Our view
Die Macht der Milliarden
  
                Dadi Prayoga
              Die Pirat*innen sind zurück – und sie haben die Reichen und Mächtigen im Visier: Die Totenkopfflagge aus der Animeserie „One Piece“, in der Piraten gegen Ungerechtigkeit und Machtmissbrauch kämpfen, erlebt derzeit ein Revival. Von Nepal und Bangladesch bis Madagaskar, Marokko oder Peru weht sie über den Protesten insbesondere junger Menschen. Sie hat schon Regierungsstürze erlebt und war selbst bei Demonstrationen gegen die Politik von Donald Trump in den USA zu sehen.

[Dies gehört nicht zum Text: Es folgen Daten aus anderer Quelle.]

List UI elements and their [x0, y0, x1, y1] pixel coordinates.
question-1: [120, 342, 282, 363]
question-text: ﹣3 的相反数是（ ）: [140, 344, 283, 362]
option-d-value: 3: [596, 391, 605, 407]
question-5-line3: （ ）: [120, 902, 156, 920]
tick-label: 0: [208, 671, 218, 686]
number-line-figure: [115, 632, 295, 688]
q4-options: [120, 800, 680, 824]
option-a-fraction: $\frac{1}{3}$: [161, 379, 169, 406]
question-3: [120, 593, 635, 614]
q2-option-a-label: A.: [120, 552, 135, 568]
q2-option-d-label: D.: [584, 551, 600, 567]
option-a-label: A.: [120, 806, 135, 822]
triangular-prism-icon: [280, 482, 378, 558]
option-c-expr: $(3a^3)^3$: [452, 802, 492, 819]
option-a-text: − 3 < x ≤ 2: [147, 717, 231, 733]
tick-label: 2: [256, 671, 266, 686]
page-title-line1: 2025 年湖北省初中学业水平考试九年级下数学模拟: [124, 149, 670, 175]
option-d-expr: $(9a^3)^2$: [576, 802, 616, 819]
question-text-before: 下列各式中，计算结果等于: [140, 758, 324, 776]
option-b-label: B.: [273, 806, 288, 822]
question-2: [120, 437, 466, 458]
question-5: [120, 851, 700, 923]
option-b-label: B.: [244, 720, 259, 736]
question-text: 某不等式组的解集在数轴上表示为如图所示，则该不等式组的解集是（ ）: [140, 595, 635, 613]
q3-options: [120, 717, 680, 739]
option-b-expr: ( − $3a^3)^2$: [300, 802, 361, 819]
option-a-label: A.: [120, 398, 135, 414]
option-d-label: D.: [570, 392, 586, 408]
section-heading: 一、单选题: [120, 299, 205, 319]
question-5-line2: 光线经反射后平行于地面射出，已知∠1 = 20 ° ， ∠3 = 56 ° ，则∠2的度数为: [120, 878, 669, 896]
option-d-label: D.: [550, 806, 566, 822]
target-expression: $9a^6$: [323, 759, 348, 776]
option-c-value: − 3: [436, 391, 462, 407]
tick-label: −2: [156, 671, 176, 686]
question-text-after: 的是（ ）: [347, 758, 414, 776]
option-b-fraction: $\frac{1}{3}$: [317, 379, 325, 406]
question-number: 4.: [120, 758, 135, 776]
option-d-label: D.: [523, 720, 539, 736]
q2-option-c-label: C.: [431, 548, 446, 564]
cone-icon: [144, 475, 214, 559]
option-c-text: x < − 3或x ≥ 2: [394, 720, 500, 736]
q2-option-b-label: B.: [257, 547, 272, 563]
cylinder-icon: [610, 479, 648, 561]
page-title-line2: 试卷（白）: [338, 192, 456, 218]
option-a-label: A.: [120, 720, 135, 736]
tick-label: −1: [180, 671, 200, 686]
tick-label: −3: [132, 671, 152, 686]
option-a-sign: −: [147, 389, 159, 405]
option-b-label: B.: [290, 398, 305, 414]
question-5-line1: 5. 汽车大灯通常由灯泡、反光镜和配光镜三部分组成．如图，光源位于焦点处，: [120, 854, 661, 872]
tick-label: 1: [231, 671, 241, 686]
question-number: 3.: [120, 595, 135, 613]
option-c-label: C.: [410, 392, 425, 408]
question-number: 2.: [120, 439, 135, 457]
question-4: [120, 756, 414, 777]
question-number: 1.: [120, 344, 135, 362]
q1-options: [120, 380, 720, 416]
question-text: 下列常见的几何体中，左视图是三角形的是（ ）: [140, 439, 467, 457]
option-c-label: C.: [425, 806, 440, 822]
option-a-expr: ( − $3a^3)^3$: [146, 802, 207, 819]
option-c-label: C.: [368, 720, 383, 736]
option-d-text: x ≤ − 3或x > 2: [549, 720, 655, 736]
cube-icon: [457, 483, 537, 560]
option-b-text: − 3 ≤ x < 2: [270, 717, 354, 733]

So unterschiedlich die Bewegungen sind, sie eint die Wut auf korrupte Eliten und wachsende Ungleichheit. Und es ist kein Wunder, dass sich dieser Frust gerade jetzt Bahn bricht: Die weltweite Vermögenskonzentration hat riesige Ausmaße angenommen. Das Vermögen der Milliardär*innen hat sich seit 2015 weltweit mehr als verdoppelt, während Armut mittlerweile kaum noch sinkt.
Der steigende Einfluss der Superreichen
Wer viel Geld besitzt, hat auch mehr Möglichkeiten, Einfluss auf Politik zu nehmen – und das nutzen Vermögende zunehmend, wie Oxfam Anfang des Jahres feststellte. Das kann im Sinne des Gemeinwohls erfolgen, etwa über Stiftungen, Spenden oder Investitionen. Zu oft aber geht es vorrangig darum, Vermögen zu sichern und zu mehren, oder die eigenen politischen Vorstellungen durchzusetzen.
In Ländern des Globalen Südens dominieren vielerorts Eliten, deren Einfluss auf den Ungerechtigkeiten der Kolonialzeit fußt. Sie halten Land oder Rohstoffquellen, kontrollieren politische Ämter, beeinflussen Justiz oder Medien. Andernorts beeinflussen Drogenbosse oder Konzerne die Politik. Wer sich private Sicherheit leisten kann, hat wenig Interesse an grundlegender sozialer Versorgung. Das Ergebnis: kaum Fortschritt für den Großteil der Bevölkerung – und wachsende Wut auf jene, die Fortschritt blockieren.
Auch in den USA ist die Fusion von Reichtum und Macht nicht mehr zu übersehen. Superreiche investierten Millionen in Donald Trumps Wahlkampf, und er regiert in ihrem Sinne, schützt fossile Industrien und versucht Regulierung von Digitalunternehmen zu verhindern. Insbesondere die Tech-Milliardär*innen verfügen über enorme Macht: Ihre Plattformen bestimmen weltweit, welche Themen sichtbar werden – und damit, wie Menschen denken und handeln. Diese Allianz aus nationalistischer Politik und Tech-Eliten bedroht die gesamte regelbasierte Weltordnung.
Obwohl Europa weiterhin zu den Regionen mit der geringsten Ungleichheit zählt, wächst auch hier die Kluft und die Zahl der Superreichen steigt. Auch hier versuchen sie, durch Lobbyismus oder Medienmacht Einfluss zu nehmen, oder flüchten in Steueroasen. Innerhalb Europas ist Deutschland eines der Länder mit der höchsten Vermögenskonzentration.
Extreme Ungleichheit gefährdet Demokratie
Wenn Reichtum zu viel politischen Einfluss bekommt, ist das schlecht für die Gesellschaft, für das Klima und für Entwicklung. Viele verantwortungsvolle Vermögende fordern daher selbst eine stärkere Besteuerung. Die G20 diskutierten 2024 eine globale Milliardärssteuer; Frankreich debattiert Abgaben auf Vermögen ab 100 Millionen Euro.
Klar ist: Extreme Ungleichheit zerstört Demokratie. Sie ist eines der drängendsten Probleme unserer Zeit. Wenn Korruption zum Erfolg führt und Geld sich Einfluss kauft, untergräbt das auch das Vertrauen in das politische System. Eine Politik, die Reiche hofiert, während Armut und Unsicherheit steigen, bereitet den Nährboden für populistische Kräfte – und nicht selten für Autoritarismus.
Eva-Maria Verfürth ist Chefredakteurin von E+Z.